I would like to batch out a combination of high score documents and mid-score documents to annotators (roughly 9:1 ratio). I am not sure how it can be done. Currently, my relevant setup is as follows:

nlp = spacy.load(MODEL_PATH, disable=["parser", "ner"])
stream = get_stream_filter(source, db, dataset)
stream = add_tokens(nlp, prefer_high_scores(model_score(stream, nlp)))

where the model_score function is defined as follows:

def model_score(stream, nlp):
    for eg in stream:
        yield (nlp(eg["text"]).cats["COMPLIMENT"], eg)

Any pointers would be greatly appreciated! Thanks.

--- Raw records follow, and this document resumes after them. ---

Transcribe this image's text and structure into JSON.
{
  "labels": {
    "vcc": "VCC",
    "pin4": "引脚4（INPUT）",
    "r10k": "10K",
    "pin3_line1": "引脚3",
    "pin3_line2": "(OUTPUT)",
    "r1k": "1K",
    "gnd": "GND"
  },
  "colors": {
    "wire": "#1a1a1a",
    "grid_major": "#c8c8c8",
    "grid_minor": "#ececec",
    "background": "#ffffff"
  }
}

Hi! I think for a use case like that, you probably just want to write your own sorter function. Under the hood, the sorters like prefer_high_scores and prefer_uncertain are just functions that take a stream of (score, example) tuples and decide whether to yield and example. For instance:

def custom_sorter(scored_stream):
    for score, eg in scored_stream:
        # TODO: your conditional logic that decides whether to send 
        # out the example or not
        yield eg

Within that function, you can keep any state, like a counter of the high/uncertain scores you sent out previously to make sure you keep the same ratio. Depending on your data, you might also want to include logic to ensure that you don't get stuck in a suboptiomal state and stop sending out examples – for instance, if your model somehow only ends up producing super low scores. (In the built-in sorters, Prodigy uses an exponential moving average.)